How do 'effects' differ across time? Understanding health inequalities by triangulating across multiple data sources and empirical strategies

Lead Research Organisation: University College London
Department Name: Social Science

Abstract

Socioeconomic circumstances such as our education or income are thought to have important effects on our health. On average, the more socioeconomically advantaged someone is, the better their health. Contrary to widely-held myth, these differences are not inevitable or unchangeable. Economic and health policies change across time, and are ultimately expected to either worsen (widen) or improve (narrow) these differences. Scientists, government departments, and voluntary organisations all agree that inequalities in health should be reduced.

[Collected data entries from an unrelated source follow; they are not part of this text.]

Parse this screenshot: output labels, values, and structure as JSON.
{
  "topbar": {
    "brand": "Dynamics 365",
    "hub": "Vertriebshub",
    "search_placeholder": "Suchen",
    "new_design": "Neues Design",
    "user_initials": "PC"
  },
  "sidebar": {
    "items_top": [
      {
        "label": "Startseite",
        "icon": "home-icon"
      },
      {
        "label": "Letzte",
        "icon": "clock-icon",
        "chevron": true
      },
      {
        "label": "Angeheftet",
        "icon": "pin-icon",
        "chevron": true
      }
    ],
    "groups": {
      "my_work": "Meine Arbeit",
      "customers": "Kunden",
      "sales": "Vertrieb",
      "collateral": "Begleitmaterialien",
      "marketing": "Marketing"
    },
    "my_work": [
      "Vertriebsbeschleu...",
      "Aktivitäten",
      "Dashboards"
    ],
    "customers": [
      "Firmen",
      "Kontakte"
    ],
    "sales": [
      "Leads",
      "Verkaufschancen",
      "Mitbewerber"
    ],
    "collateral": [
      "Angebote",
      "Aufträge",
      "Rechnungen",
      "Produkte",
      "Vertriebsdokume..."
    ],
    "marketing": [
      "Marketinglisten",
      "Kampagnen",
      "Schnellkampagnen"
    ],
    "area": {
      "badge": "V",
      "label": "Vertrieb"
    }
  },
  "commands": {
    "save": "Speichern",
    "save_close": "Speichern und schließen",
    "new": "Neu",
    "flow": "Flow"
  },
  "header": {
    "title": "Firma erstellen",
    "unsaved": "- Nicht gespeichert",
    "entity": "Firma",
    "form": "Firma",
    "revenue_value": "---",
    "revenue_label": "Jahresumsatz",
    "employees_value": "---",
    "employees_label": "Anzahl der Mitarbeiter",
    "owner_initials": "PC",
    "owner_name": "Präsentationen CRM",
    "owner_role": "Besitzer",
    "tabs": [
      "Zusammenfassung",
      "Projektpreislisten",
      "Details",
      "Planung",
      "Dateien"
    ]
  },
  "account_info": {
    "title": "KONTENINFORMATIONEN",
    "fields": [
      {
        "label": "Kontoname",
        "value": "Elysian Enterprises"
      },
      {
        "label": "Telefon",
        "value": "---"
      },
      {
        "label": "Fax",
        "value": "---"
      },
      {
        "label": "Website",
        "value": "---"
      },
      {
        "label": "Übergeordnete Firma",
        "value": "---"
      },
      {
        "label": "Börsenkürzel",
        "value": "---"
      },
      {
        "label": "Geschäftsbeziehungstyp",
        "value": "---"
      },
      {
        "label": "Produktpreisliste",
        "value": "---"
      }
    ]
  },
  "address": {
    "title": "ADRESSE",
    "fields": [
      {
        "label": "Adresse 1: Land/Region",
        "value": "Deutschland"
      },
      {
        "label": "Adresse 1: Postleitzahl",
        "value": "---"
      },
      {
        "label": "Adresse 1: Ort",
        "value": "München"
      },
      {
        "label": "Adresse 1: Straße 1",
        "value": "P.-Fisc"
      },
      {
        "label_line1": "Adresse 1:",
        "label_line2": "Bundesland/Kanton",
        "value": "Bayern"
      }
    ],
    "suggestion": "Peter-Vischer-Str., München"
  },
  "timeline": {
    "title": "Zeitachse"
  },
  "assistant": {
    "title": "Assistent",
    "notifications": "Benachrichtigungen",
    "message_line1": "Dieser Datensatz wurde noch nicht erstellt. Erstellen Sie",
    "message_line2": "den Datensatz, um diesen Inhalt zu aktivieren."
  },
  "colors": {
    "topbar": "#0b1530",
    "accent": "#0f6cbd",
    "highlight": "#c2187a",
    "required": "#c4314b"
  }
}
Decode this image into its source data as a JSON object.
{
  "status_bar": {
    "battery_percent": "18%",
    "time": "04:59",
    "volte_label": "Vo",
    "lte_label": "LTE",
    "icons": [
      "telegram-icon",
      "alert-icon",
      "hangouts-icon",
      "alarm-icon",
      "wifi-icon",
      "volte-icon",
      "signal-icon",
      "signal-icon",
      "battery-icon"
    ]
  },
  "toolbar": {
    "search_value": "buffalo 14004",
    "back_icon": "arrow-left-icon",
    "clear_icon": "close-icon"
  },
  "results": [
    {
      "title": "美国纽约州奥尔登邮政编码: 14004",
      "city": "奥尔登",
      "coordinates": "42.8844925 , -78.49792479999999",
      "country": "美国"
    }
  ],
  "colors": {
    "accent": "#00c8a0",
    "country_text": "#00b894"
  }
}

In order to do so, we need to have an evidence-based understanding of how these inequalities have changed across time to help us develop effective policies. This project seeks to generate this evidence. First, it will bring together multiple datasets to investigate how these health inequalities have changed across time in the UK. In the past, researchers have tended to use these studies separately - analysing them together is a very powerful way of understanding how inequalities have changed across time.

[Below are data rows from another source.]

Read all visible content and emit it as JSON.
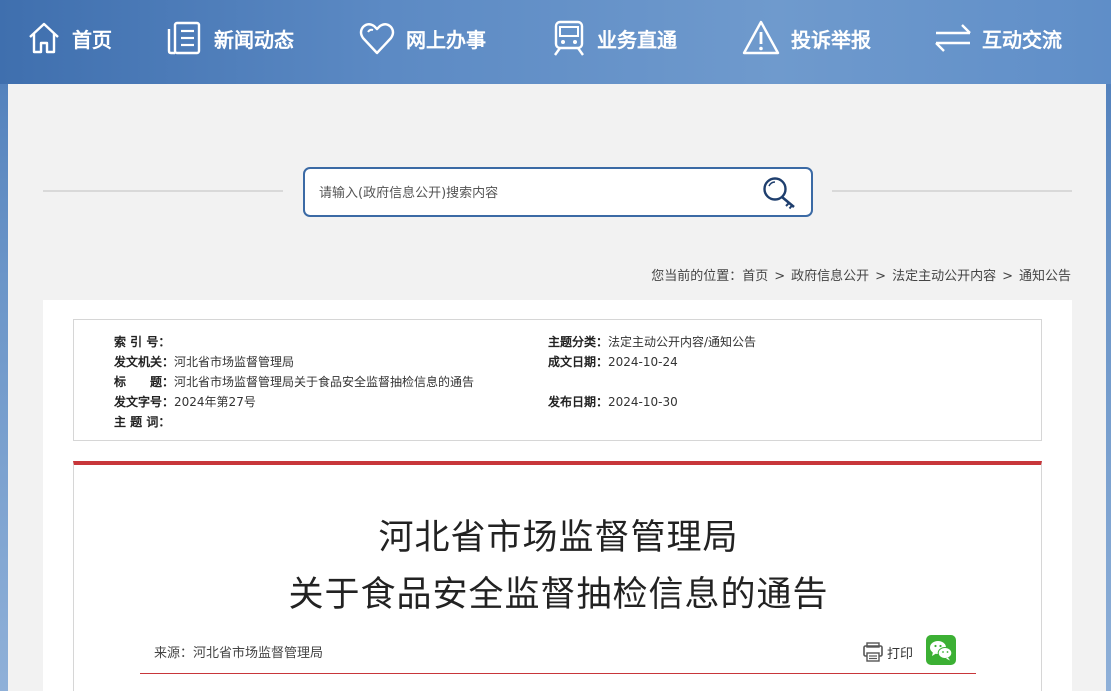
{
  "nav": {
    "items": [
      {
        "label": "首页",
        "icon": "home-icon"
      },
      {
        "label": "新闻动态",
        "icon": "news-icon"
      },
      {
        "label": "网上办事",
        "icon": "heart-icon"
      },
      {
        "label": "业务直通",
        "icon": "train-icon"
      },
      {
        "label": "投诉举报",
        "icon": "warning-icon"
      },
      {
        "label": "互动交流",
        "icon": "exchange-icon"
      }
    ]
  },
  "search": {
    "placeholder": "请输入(政府信息公开)搜索内容",
    "icon": "search-key-icon"
  },
  "breadcrumb": {
    "prefix": "您当前的位置：",
    "items": [
      "首页",
      "政府信息公开",
      "法定主动公开内容",
      "通知公告"
    ],
    "separator": ">"
  },
  "meta": {
    "index_label": "索 引 号：",
    "index_value": "",
    "category_label": "主题分类：",
    "category_value": "法定主动公开内容/通知公告",
    "issuer_label": "发文机关：",
    "issuer_value": "河北省市场监督管理局",
    "date_written_label": "成文日期：",
    "date_written_value": "2024-10-24",
    "title_label": "标　　题：",
    "title_value": "河北省市场监督管理局关于食品安全监督抽检信息的通告",
    "doc_no_label": "发文字号：",
    "doc_no_value": "2024年第27号",
    "publish_date_label": "发布日期：",
    "publish_date_value": "2024-10-30",
    "keywords_label": "主 题 词：",
    "keywords_value": ""
  },
  "doc": {
    "title_line1": "河北省市场监督管理局",
    "title_line2": "关于食品安全监督抽检信息的通告",
    "source": "来源：河北省市场监督管理局",
    "print_label": "打印",
    "share_icon": "wechat-icon"
  },
  "colors": {
    "accent_red": "#c8363a",
    "nav_blue": "#4a7ab8",
    "search_border": "#3b6aa5",
    "wechat_green": "#3cb034"
  }
}
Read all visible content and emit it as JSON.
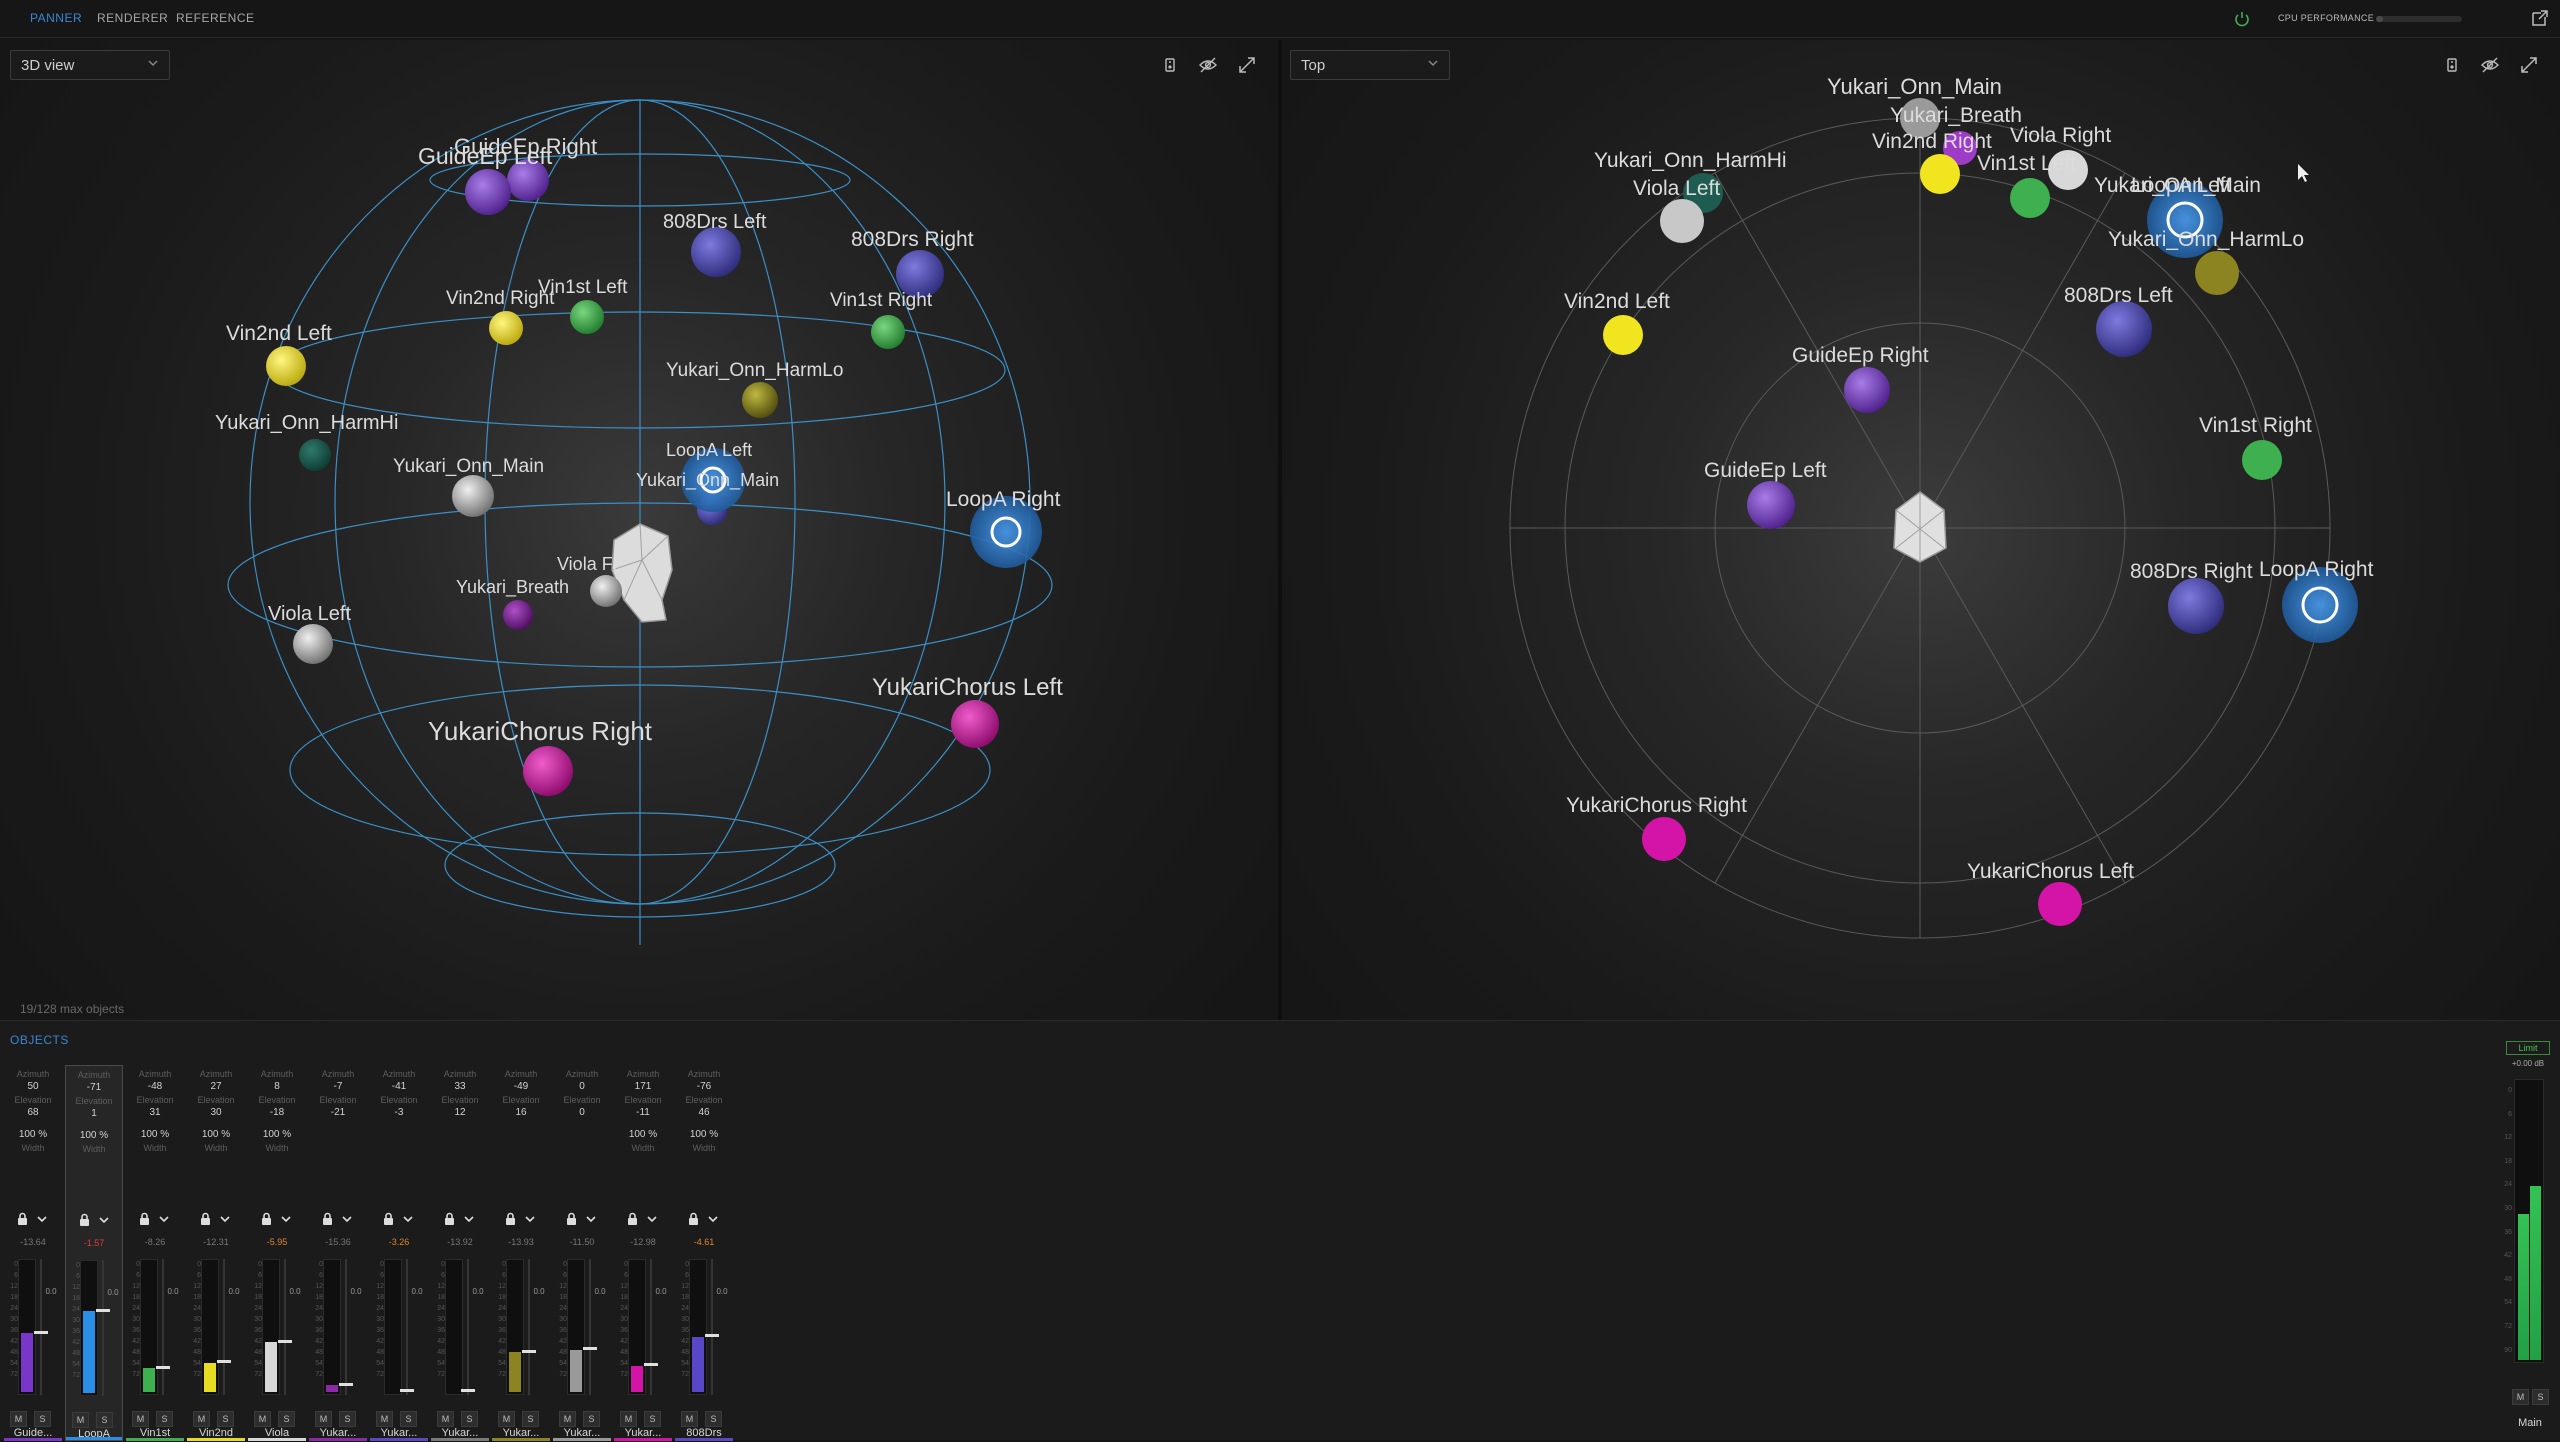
{
  "tabs": [
    {
      "label": "PANNER",
      "active": true
    },
    {
      "label": "RENDERER",
      "active": false
    },
    {
      "label": "REFERENCE",
      "active": false
    }
  ],
  "cpu": {
    "label": "CPU PERFORMANCE",
    "level": 0.08
  },
  "left_view": {
    "selector": "3D view",
    "object_count": "19/128 max objects"
  },
  "right_view": {
    "selector": "Top"
  },
  "colors": {
    "accent": "#3a86d4",
    "purple": "#7a36c8",
    "blue": "#2b8ee6",
    "green": "#3fb04f",
    "yellow": "#e8dc22",
    "gray": "#b4b4b4",
    "teal": "#1e5b50",
    "olive": "#8c8420",
    "magenta": "#d414a6",
    "indigo": "#5848c8",
    "violet": "#8a2aa8"
  },
  "scene3d": {
    "labels": [
      {
        "text": "GuideEp Right"
      },
      {
        "text": "GuideEp Left"
      },
      {
        "text": "808Drs Left"
      },
      {
        "text": "808Drs Right"
      },
      {
        "text": "Vin2nd Right"
      },
      {
        "text": "Vin1st Left"
      },
      {
        "text": "Vin1st Right"
      },
      {
        "text": "Vin2nd Left"
      },
      {
        "text": "Yukari_Onn_HarmLo"
      },
      {
        "text": "Yukari_Onn_HarmHi"
      },
      {
        "text": "Yukari_Onn_Main"
      },
      {
        "text": "LoopA Left"
      },
      {
        "text": "Yukari_Onn_Main"
      },
      {
        "text": "LoopA Right"
      },
      {
        "text": "Viola Fr"
      },
      {
        "text": "Yukari_Breath"
      },
      {
        "text": "Viola Left"
      },
      {
        "text": "YukariChorus Right"
      },
      {
        "text": "YukariChorus Left"
      }
    ]
  },
  "scene_top": {
    "labels": [
      {
        "text": "Yukari_Onn_Main"
      },
      {
        "text": "Yukari_Breath"
      },
      {
        "text": "Vin2nd Right"
      },
      {
        "text": "Viola Right"
      },
      {
        "text": "Vin1st Left"
      },
      {
        "text": "LoopA Left"
      },
      {
        "text": "Yukari_Onn_Main"
      },
      {
        "text": "Yukari_Onn_HarmHi"
      },
      {
        "text": "Viola Left"
      },
      {
        "text": "Yukari_Onn_HarmLo"
      },
      {
        "text": "Vin2nd Left"
      },
      {
        "text": "808Drs Left"
      },
      {
        "text": "GuideEp Right"
      },
      {
        "text": "Vin1st Right"
      },
      {
        "text": "GuideEp Left"
      },
      {
        "text": "808Drs Right"
      },
      {
        "text": "LoopA Right"
      },
      {
        "text": "YukariChorus Right"
      },
      {
        "text": "YukariChorus Left"
      }
    ]
  },
  "objects_panel": {
    "title": "OBJECTS",
    "captions": {
      "azimuth": "Azimuth",
      "elevation": "Elevation",
      "width": "Width",
      "mute": "M",
      "solo": "S"
    },
    "ticks": [
      "0",
      "6",
      "12",
      "18",
      "24",
      "30",
      "36",
      "42",
      "48",
      "54",
      "72"
    ],
    "strips": [
      {
        "name": "Guide...",
        "az": "50",
        "el": "68",
        "width": "100 %",
        "db": "-13.64",
        "db_state": "normal",
        "gain": "0.0",
        "level": 0.45,
        "color": "#7a36c8"
      },
      {
        "name": "LoopA",
        "az": "-71",
        "el": "1",
        "width": "100 %",
        "db": "-1.57",
        "db_state": "clip",
        "gain": "0.0",
        "level": 0.62,
        "color": "#2b8ee6"
      },
      {
        "name": "Vin1st",
        "az": "-48",
        "el": "31",
        "width": "100 %",
        "db": "-8.26",
        "db_state": "normal",
        "gain": "0.0",
        "level": 0.18,
        "color": "#3fb04f"
      },
      {
        "name": "Vin2nd",
        "az": "27",
        "el": "30",
        "width": "100 %",
        "db": "-12.31",
        "db_state": "normal",
        "gain": "0.0",
        "level": 0.22,
        "color": "#e8dc22"
      },
      {
        "name": "Viola",
        "az": "8",
        "el": "-18",
        "width": "100 %",
        "db": "-5.95",
        "db_state": "peak",
        "gain": "0.0",
        "level": 0.38,
        "color": "#d8d8d8"
      },
      {
        "name": "Yukar...",
        "az": "-7",
        "el": "-21",
        "width": "",
        "db": "-15.36",
        "db_state": "normal",
        "gain": "0.0",
        "level": 0.05,
        "color": "#8a2aa8"
      },
      {
        "name": "Yukar...",
        "az": "-41",
        "el": "-3",
        "width": "",
        "db": "-3.26",
        "db_state": "peak",
        "gain": "0.0",
        "level": 0.0,
        "color": "#5848c8"
      },
      {
        "name": "Yukar...",
        "az": "33",
        "el": "12",
        "width": "",
        "db": "-13.92",
        "db_state": "normal",
        "gain": "0.0",
        "level": 0.0,
        "color": "#7a7a7a"
      },
      {
        "name": "Yukar...",
        "az": "-49",
        "el": "16",
        "width": "",
        "db": "-13.93",
        "db_state": "normal",
        "gain": "0.0",
        "level": 0.3,
        "color": "#8c8420"
      },
      {
        "name": "Yukar...",
        "az": "0",
        "el": "0",
        "width": "",
        "db": "-11.50",
        "db_state": "normal",
        "gain": "0.0",
        "level": 0.32,
        "color": "#9a9a9a"
      },
      {
        "name": "Yukar...",
        "az": "171",
        "el": "-11",
        "width": "100 %",
        "db": "-12.98",
        "db_state": "normal",
        "gain": "0.0",
        "level": 0.2,
        "color": "#d414a6"
      },
      {
        "name": "808Drs",
        "az": "-76",
        "el": "46",
        "width": "100 %",
        "db": "-4.61",
        "db_state": "peak",
        "gain": "0.0",
        "level": 0.42,
        "color": "#5848c8"
      }
    ]
  },
  "master": {
    "limit_label": "Limit",
    "db": "+0.00 dB",
    "name": "Main",
    "level_l": 0.52,
    "level_r": 0.62,
    "ticks": [
      "0",
      "6",
      "12",
      "18",
      "24",
      "30",
      "36",
      "42",
      "48",
      "54",
      "72",
      "90"
    ]
  }
}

It will then seek to understand whether these correlations reflect causal relationships. While it is possible that social circumstances are correlated with health, there are other explanations for such correlations. It is also possible that such causal effects differ across time, as society changes; and across age, as people get older. It will do this by using multiple data sources which follow many thousands of individuals across time. It will use information on the environment along with genetic information to attempt to address this.

In addition, this project will investigate how the causal role of two other factors may have changed across time. The first is cognitive capability - this refers to how individuals think and process information. On average, those with higher cognitive capability seem to have better health across a range of health measures such as lower cardiovascular disease risk and lower body weight. Due to the increasingly complex nature of society (and potential future changes related to technological development), it is important to understand if the importance of this factor for health has changed across time. The second factor is genetic propensity to ill health. In recent decades our understanding of genetics has greatly improved. We all contain genetic propensity to common health measures, such as body weight and blood pressure, but some individuals have higher genetic propensity than others. These differences do not mean that they will definitively have worse health measures - genetic risk is considered 'probabilistic' rather than 'deterministic'. The expression of these genes also depends on the environment. As such, this project will seek to understand if the links between genetic factors and body weight, blood pressure and mental health have changed across time.

Taken together, this project seeks to advance scientific understanding and provide evidence which can ultimately be used to inform national policies related to public health inequalities in the UK.

Technical Summary

The recently purported causal and DNA 'revolutions' in science have largely focused on establishing the presence or absence of causal effects; yet causal effects related to societal factors are likely to differ across time. This project seeks to address this, by evaluating how the effects of socioeconomic, cognitive and genetic factors on health have changed across time - both year of birth (1946 to 2001) and age (maximal span: infancy to old age). This will also provide evidence on key unresolved issues relating to causality in health inequalities.

This is a secondary data analysis project, consisting of the below objectives:

Objective 1: Evaluate whether the effects of socioeconomic position on health outcomes have changed across time.

Objective 2: Evaluate whether the effects of cognition capability on health outcomes have changed across time.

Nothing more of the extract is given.